/ 4 April 2023

Botched Brazilian butt lift – can the law protect you?

Patients seeking the trendy ‘hour-glass’ shape should also fully understand that if something goes wrong, medical malpractice cases can be lengthy and strenuous. (Getty Images)

The Brazilian butt lift (BBL) era is upon us. BBL surgery is becoming an increasingly popular cosmetic procedure. 

BBl is a medical procedure in which a doctor transfers fat from a person’s abdomen, hips, lower back, or thighs to the buttocks. The result is more of an hourglass-shaped figure, with larger buttocks and sometimes a smaller waist if the fat comes from the abdomen or lower back. The surgery combines liposuction and fat grafting to add volume and definition to curves and to lift the buttocks. Like any other surgery, it is not guaranteed that the surgery will come out as required.

Botched plastic surgery results are an unfortunate reality in the cosmetic surgery industry. With the growing popularity of elective surgery like BBL, there are hundreds of surgeons to choose from, who all want business. Patients may be convinced to undergo surgery they were not 100% committed to or one that is restricted due to budget or time. 

There are a few common signs that show a botched plastic surgery result — one is an unevenness in body contour and shape. Cosmetic surgeons require more than just the technical knowledge of surgery, but also an artistic knowledge of the human body.

In the case of BBL, the two ways in which the surgery can be botched are the dreaded “diaper booty”, also known as a droopy derriere, which happens when too much fat is added into the buttocks and the body can’t hold it up, so it falls. The second is called “ant booty”, which is when the BBL looks like it was stuck on the patient’s body, doesn’t flow with the thighs or doesn’t look like it belongs to the person’s frame or foundation. 

However, BBL may even cause death due to risks associated with the intramuscular fat-grafting technique. This technique can lead to fat existing within and beneath the gluteal muscles, and massive fat emboli developing, which can both be fatal.

Although all surgery carries an inherent risk, whether it’s elective or not, when the cause of a botched BBL surgery is clearly due to the negligence of the medical practitioners, the patient can pursue a medical malpractice claim. 

The basis for this is that a botched BBL can end up leaving scars and deformities that negatively affect patients for the rest of their lives. There are many grounds for BBL patients to sue the surgeon for medical malpractice, including, infection caused by the surgery or procedure, scarring caused by the surgery, death (loved ones may sue), nerve damage, complications from the anaesthesia and loss of mobility.

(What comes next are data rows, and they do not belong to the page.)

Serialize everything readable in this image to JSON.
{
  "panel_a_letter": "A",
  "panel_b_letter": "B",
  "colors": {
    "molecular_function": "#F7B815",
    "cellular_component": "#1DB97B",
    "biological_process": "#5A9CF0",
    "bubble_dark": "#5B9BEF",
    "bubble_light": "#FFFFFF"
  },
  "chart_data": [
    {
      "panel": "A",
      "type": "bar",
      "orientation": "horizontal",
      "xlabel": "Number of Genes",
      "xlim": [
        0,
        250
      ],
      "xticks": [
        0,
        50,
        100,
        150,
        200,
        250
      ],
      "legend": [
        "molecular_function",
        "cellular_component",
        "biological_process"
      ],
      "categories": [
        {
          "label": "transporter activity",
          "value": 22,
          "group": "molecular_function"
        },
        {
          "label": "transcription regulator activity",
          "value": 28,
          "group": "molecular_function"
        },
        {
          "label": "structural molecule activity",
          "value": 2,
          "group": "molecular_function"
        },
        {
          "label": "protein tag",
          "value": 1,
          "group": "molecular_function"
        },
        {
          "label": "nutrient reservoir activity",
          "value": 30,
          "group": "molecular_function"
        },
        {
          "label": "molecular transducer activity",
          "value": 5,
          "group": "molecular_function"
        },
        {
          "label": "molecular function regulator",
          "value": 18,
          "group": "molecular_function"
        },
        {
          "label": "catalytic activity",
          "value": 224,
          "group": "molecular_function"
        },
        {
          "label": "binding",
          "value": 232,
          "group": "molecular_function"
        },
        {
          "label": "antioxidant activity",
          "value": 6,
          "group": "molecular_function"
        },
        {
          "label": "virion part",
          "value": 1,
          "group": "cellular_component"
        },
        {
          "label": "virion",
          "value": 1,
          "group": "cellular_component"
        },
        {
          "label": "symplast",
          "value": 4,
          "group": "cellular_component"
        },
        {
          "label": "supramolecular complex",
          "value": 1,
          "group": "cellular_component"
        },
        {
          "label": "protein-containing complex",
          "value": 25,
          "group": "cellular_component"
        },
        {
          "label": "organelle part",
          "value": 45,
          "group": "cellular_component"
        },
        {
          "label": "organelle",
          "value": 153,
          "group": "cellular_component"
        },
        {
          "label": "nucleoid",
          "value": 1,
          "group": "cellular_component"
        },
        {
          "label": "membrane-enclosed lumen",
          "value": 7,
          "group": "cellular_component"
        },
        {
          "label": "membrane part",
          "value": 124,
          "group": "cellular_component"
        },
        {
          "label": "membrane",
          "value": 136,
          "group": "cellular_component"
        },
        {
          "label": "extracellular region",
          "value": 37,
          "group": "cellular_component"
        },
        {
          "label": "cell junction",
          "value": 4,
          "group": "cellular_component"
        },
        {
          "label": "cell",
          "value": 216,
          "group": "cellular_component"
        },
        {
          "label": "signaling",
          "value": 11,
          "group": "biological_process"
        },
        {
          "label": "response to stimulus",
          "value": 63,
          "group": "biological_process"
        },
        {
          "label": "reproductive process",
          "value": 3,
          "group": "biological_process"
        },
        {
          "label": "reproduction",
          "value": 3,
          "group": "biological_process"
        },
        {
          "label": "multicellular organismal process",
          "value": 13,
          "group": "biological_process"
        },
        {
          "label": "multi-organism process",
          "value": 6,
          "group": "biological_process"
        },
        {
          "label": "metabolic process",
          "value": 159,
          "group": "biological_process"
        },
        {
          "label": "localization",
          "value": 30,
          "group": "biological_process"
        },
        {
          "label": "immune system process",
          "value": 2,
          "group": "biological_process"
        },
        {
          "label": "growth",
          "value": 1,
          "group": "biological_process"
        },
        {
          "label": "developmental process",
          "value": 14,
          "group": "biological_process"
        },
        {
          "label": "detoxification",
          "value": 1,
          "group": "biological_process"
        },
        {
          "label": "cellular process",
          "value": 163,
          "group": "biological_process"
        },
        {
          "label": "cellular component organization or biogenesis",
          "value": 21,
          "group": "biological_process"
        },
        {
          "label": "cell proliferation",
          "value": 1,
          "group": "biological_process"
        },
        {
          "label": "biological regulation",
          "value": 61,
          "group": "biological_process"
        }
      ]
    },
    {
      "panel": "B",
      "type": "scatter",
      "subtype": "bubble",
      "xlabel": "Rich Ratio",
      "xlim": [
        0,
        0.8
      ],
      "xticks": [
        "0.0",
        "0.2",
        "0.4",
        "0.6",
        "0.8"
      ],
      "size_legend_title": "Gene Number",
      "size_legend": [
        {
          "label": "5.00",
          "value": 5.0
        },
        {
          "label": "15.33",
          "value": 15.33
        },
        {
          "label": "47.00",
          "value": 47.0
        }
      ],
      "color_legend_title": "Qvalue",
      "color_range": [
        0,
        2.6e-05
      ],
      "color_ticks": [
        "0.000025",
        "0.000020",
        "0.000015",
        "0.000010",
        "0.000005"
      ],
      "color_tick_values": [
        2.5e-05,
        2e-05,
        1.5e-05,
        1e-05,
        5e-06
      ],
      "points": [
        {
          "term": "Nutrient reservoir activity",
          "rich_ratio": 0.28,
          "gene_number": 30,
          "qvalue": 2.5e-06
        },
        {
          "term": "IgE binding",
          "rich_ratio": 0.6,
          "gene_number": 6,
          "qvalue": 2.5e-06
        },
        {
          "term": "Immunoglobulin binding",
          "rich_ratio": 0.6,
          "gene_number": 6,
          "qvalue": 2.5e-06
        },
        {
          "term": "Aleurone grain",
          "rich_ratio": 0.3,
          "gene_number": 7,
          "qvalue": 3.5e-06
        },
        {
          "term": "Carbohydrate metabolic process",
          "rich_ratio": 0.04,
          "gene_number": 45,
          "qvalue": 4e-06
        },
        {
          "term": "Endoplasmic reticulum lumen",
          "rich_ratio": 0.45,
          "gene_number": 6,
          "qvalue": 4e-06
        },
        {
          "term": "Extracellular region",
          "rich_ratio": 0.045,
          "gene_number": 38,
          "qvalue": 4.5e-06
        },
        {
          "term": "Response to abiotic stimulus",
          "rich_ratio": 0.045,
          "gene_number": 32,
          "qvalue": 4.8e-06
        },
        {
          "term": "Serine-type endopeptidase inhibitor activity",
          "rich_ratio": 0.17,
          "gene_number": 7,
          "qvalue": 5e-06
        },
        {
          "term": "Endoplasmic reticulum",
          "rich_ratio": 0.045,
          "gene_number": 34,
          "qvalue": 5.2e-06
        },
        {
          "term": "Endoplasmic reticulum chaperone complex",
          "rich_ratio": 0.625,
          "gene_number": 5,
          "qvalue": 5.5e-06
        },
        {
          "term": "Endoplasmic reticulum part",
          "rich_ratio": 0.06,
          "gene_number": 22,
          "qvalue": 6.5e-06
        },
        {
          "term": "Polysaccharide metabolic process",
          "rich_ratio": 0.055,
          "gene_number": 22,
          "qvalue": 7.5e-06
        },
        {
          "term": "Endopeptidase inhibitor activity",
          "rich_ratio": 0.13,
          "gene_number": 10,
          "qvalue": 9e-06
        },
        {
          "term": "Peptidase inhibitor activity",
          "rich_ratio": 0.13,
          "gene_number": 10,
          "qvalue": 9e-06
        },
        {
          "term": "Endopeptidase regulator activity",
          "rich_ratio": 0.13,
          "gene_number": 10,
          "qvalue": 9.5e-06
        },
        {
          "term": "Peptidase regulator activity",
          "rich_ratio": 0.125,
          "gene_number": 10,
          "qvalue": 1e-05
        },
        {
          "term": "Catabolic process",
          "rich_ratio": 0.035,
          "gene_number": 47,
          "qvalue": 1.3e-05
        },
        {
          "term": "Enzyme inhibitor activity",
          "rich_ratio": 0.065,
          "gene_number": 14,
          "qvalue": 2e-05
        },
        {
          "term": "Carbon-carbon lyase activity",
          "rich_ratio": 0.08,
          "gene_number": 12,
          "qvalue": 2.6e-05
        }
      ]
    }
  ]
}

These BBL medical malpractice claims can be directed against the surgeon who performed the procedure, other medical professionals who assisted or even the hospital or medical facility involved. The patient would have to show that the party in question was negligent during the surgical procedure. 

Some examples of negligence include errors during diagnosis or treatment, clerical errors resulting in improper treatment, poor health management before, during and after the procedure, early discharge or failure to get informed consent from the patient, and so forth. If there are valid grounds to believe that a patient has a botched BBL that warrants a medical negligence claim, patients have the right to look at their own medical records, charts and information in order to prepare their case.

Medical malpractice is the best way for a BBL patient to claim recourse for a botched or harmful surgery. These claims are often difficult and complicated with several elements that must be proven in court. 

Factors that usually provide for a valid case in a lawsuit when surgery is involved is when there are materials left behind inside a person or that have damaged the patient’s system, being scarred due to the surgery, anaesthesia inconsistencies or issues and additional or extensive pain after the procedure has been completed may all be considered medical malpractice. 

Additional problems that have been parts of claims also include when consent has not been provided by the patient with information about the process and what it entails, having surgery completed at the wrong location or on the incorrect person, a failure of obtained medical history of the individual, medicine or dosage errors and similar matters may all assist in plastic surgery suits against the physician or healthcare facility. These claims can go beyond just claiming for the physical problems, and can extend to claiming for emotional stress caused by the botched surgery.

BBL patients ought to fully understand that medical malpractice cases can be lengthy and strenuous, so it’s important to make sure you have a strong case and sufficient legal representation and support. However, that is not to say that there has never been any successful cases in South Africa. 

According to DSC Attorneys, there have been a number of successful claims against plastic surgeons in South Africa. One involved Dr Hennie Roos, who is a plastic surgeon who faced 26 complaints between 1994 and 1998. One complainant was awarded R692 000 after a face and forehead lift performed by Roos resulted in bad scarring. 

Another case involved a woman who died as a result of negligence after liposuction surgery in 2001. Dr Jan van Almenkerk failed to react in a reasonable manner when she became ill after the procedure, despite concerns being raised by her family members. The doctor was found guilty of culpable homicide and fined R240 000.

Karabo Mokgonyana is a legal and development practitioner and programme director for the Sesi Fellowship and Skill Hub.

The views expressed are those of the author and do not necessarily reflect the official policy or position of the Mail & Guardian.